Satpathy will use the grant to explore the impact of somatic mutations — non-hereditary mutations that arise during a person’s life — in immune cells, including T-cells, in patients and healthy individuals. The goal is to investigate how such mutations can affect the immune system. The hope is that more knowledge in this area will lead to improved diagnosis and treatments for lupus.
Meanwhile, Pinho will explore whether modifying a process called glycosylation — the addition of sugar chains to proteins — in lupus kidneys fosters lupus development. The topic has never been investigated in the context of lupus.
The awardees of the projects focused on exploring new therapeutic targets for lupus include Sladjana Skopelja-Gardner, PhD, from the Dartmouth Hitchcock Medical Center, and Maximilian F. Konig, MD, from the Johns Hopkins University School of Medicine, both in the U.S.
Skopelja-Gardner will explore how a protein called V-domain immunoglobin suppressor of T-cell activation, or VISTA, regulates interferon production in the skin of lupus patients. Interferons are signaling molecules that are known to be involved in the immune and inflammatory responses seen in lupus. The aim is to better understand how interferon production is controlled, which could lead to new therapeutic targets for lupus skin disease and photosensitivity.
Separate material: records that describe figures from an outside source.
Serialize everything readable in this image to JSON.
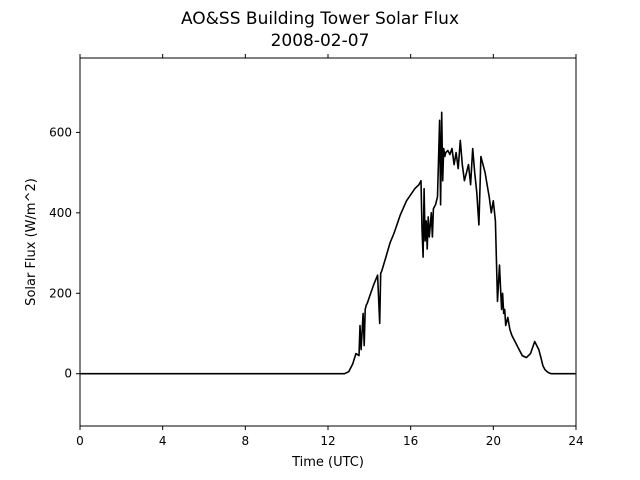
{
  "chart_data": {
    "type": "line",
    "title": "AO&SS Building Tower Solar Flux",
    "subtitle": "2008-02-07",
    "xlabel": "Time (UTC)",
    "ylabel": "Solar Flux (W/m^2)",
    "xlim": [
      0,
      24
    ],
    "ylim": [
      -130,
      785
    ],
    "xticks": [
      0,
      4,
      8,
      12,
      16,
      20,
      24
    ],
    "yticks": [
      0,
      200,
      400,
      600
    ],
    "grid": false,
    "legend": "none",
    "series": [
      {
        "color": "#000000",
        "x": [
          0,
          12.8,
          13.0,
          13.2,
          13.35,
          13.5,
          13.55,
          13.6,
          13.7,
          13.75,
          13.8,
          13.85,
          13.9,
          14.0,
          14.2,
          14.4,
          14.5,
          14.55,
          14.6,
          14.8,
          15.0,
          15.2,
          15.5,
          15.8,
          16.0,
          16.2,
          16.4,
          16.5,
          16.55,
          16.6,
          16.65,
          16.7,
          16.75,
          16.8,
          16.85,
          16.9,
          17.0,
          17.05,
          17.1,
          17.2,
          17.3,
          17.4,
          17.45,
          17.5,
          17.55,
          17.6,
          17.65,
          17.7,
          17.8,
          17.9,
          18.0,
          18.1,
          18.2,
          18.3,
          18.4,
          18.5,
          18.6,
          18.7,
          18.8,
          18.9,
          19.0,
          19.1,
          19.2,
          19.3,
          19.4,
          19.5,
          19.6,
          19.7,
          19.8,
          19.9,
          20.0,
          20.1,
          20.2,
          20.3,
          20.35,
          20.4,
          20.45,
          20.5,
          20.55,
          20.6,
          20.65,
          20.7,
          20.8,
          20.9,
          21.0,
          21.2,
          21.4,
          21.6,
          21.8,
          22.0,
          22.2,
          22.3,
          22.4,
          22.5,
          22.6,
          22.7,
          22.8,
          23.0,
          23.2,
          23.5,
          24.0
        ],
        "y": [
          0,
          0,
          5,
          25,
          50,
          45,
          120,
          60,
          150,
          70,
          160,
          170,
          175,
          190,
          220,
          245,
          125,
          250,
          255,
          290,
          325,
          350,
          395,
          430,
          445,
          460,
          470,
          480,
          360,
          290,
          460,
          330,
          380,
          310,
          390,
          340,
          400,
          340,
          410,
          420,
          440,
          630,
          420,
          650,
          480,
          560,
          540,
          550,
          555,
          545,
          560,
          520,
          550,
          510,
          580,
          520,
          480,
          500,
          520,
          470,
          560,
          500,
          450,
          370,
          540,
          520,
          500,
          470,
          440,
          400,
          430,
          380,
          180,
          270,
          210,
          160,
          200,
          150,
          160,
          120,
          130,
          140,
          110,
          95,
          85,
          65,
          45,
          40,
          50,
          80,
          60,
          40,
          20,
          10,
          5,
          2,
          0,
          0,
          0,
          0,
          0
        ]
      }
    ]
  }
}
Konig will seek to develop a novel protein-based precision therapy approach to target disease-causing cells in antiphospholipid syndrome (APS) — a condition driven by hyperactive immune B-cells that produce antibodies against a person’s own proteins. The project could establish the foundation for highly optimized APS therapies in lupus patients that would eliminate rogue B-cells that generate disease-causing antibodies, but without harming normal B-cells.
The talented Lupus Innovation Award recipients are pushing the edge of lupus research, with the goal of improving the lives of people with lupus.
The remaining three projects will focus on the development of new tools and methods to diagnose and/or monitor lupus complications.
One of them will be led by Andrea Fava, MD, also from Johns Hopkins. Fava seeks to identify new biomarkers in lupus nephritis, which could lead to the development of an innovative noninvasive test to detect the condition early on, before kidney damage occurs. This could lead to more opportunities to prevent irreversible kidney damage in lupus patients.
Another project by Eric Gale, PhD, of Massachusetts General Hospital, will seek to develop technology involving contrast dye to non-invasively diagnose and monitor lupus nephritis. By visualizing the activity of lupus nephritis through an MRI scan, physicians may directly gauge patients’ responses to treatment without conducting a biopsy, which is invasive. The success of this project could ultimately improve patients’ life quality.
The last project will be led by Mark DiFrancesco, PhD, from Cincinnati Children’s Hospital Medical Center. DiFrancesco’s study will focus on neuropsychiatric lupus, thought to affect about 40% of patients, and the protective barrier that separate the brain from the blood. The project aims to heighten the understanding of how lupus affects the brain and help find prospective treatment targets for neuropsychiatric lupus.